La nature des rayons α a été établie par la mesure de leur déviation dans un champ magnétique et dans un champ électrique, d’où l’on déduit le rapport E/M de la charge à la masse, ainsi que la vitesse v des rayons. La production d’hélium par les radioéléments qui émettent des rayons α est un phénomène qu’on peut suivre quantitativement ; le volume de l’hélium produit est celui qu’on peut prévoir d’après le nombre de rayons α émis dans le même temps et déterminé par une des méthodes de numération applicable à ces rayons. Un atome d’uranium, dans ses transformations successives, libère 8 atomes d’hélium. On est ainsi conduit à penser que l’atome d’hélium entre, comme élément constitutif, dans la structure de l’atome d’uranium et d’autres radioéléments. Cette conception généralisée a été étendue à tous les éléments. D’autre part, la spectrographie des masses, née de la découverte de l’isotopie, a montré que les éléments simples au point de vue isotopique ont des masses très voisines de multiples d’une même masse unitaire, qui est la 16e partie de celle de l’atome d’oxygène et diffère peu de celle de l’atome d’hydrogène. On arrive ainsi à considérer tous les atomes comme composés d’atomes d’hydrogène dont la plupart sont groupés en atomes d’hélium, ce groupement comportant une diminution de masse ou condensation, correspondant à la perte d’énergie interne lors de la constitution du groupement.

2. — Le passage des rayons α par la matière. Parcours. Chocs exceptionnels. L’atome à noyau.

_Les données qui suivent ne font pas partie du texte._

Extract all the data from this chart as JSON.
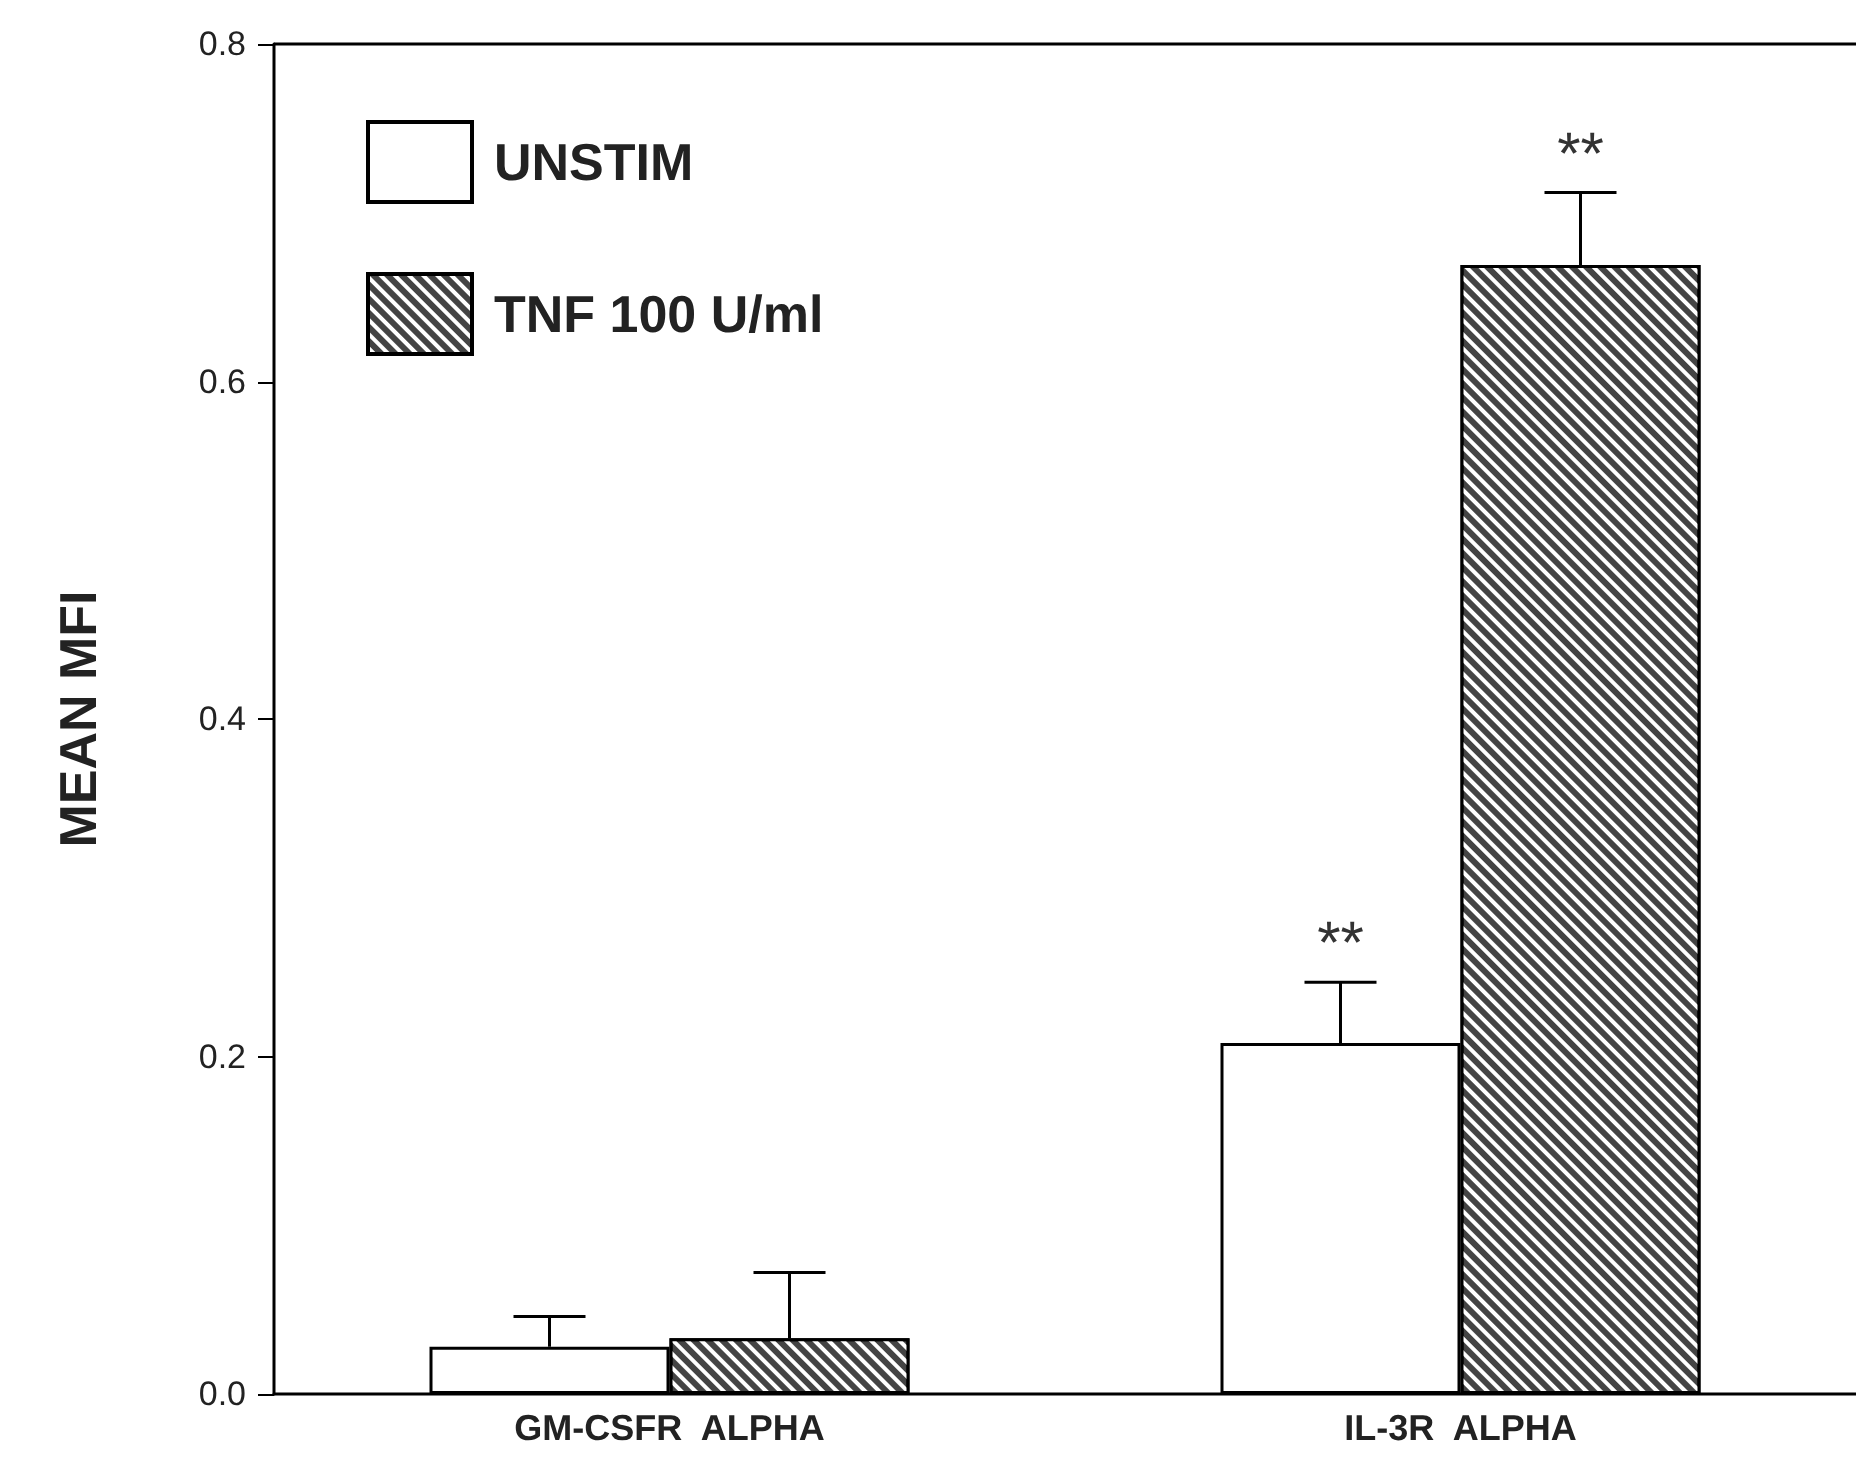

Les rayons α émis par les corps radioactifs forment des groupes homogènes en ce qui concerne la vitesse d’émission. Faisant abstraction du phénomène de « structure fine » dont il sera question plus loin, on peut dire qu’un groupe de rayons α caractérise une substance déterminée. L’énergie initiale de chaque particule s’épuise peu à peu en traversant la matière, dans de nombreux chocs contre les atomes rencontrés ; on peut suivre le trajet tant que la particule possède une énergie supérieure à celle qui est exigée pour l’ionisation. Il a été démontré que ce trajet est très approximativement rectiligne et que les trajectoires de rayons d’un même groupe ont, dans une même matière, des longueurs très peu différentes, groupées par une loi de probabilité autour d’une valeur qui est le parcours le plus probable. La mesure du pouvoir ionisant (nombre d’ions produit par unité de longueur de la trajectoire) d’un faisceau canalisé homogène de rayons α, en divers points de sa trajectoire dans l’air, donne, par ailleurs, la courbe bien connue, représentée dans la fig. 1 ; d’après la pente rectiligne de la partie terminale de cette courbe, on détermine le parcours extrapolé r qui est inversement proportionnel à la densité de l’air. En le rapportant à une densité d’air déterminée (généralement air à 15°, sous la pression normale), on obtient une donnée qui caractérise le groupe homogène considéré. Les parcours des groupes principaux sont compris entre 2 et 9 centimètres. Le parcours augmente avec la vitesse d’émission v, et il existe entre ces grandeurs une relation empirique (loi de Geiger), d’après laquelle r est proportionnel à . Dans les matières solides ou liquides, les rayons α ont un parcours très petit, atteignant quelques centièmes de millimètres.

Fig. 1.

Les chocs qui déterminent le ralentissement progressif d’un rayon α, ont, en général, une très faible influence sur sa direction. Certains chocs, dits exceptionnels donnent, cependant, lieu à une brusque déviation qui rejette un rayon d’un faisceau canalise traversant une feuille absorbante très mince (fig. 2).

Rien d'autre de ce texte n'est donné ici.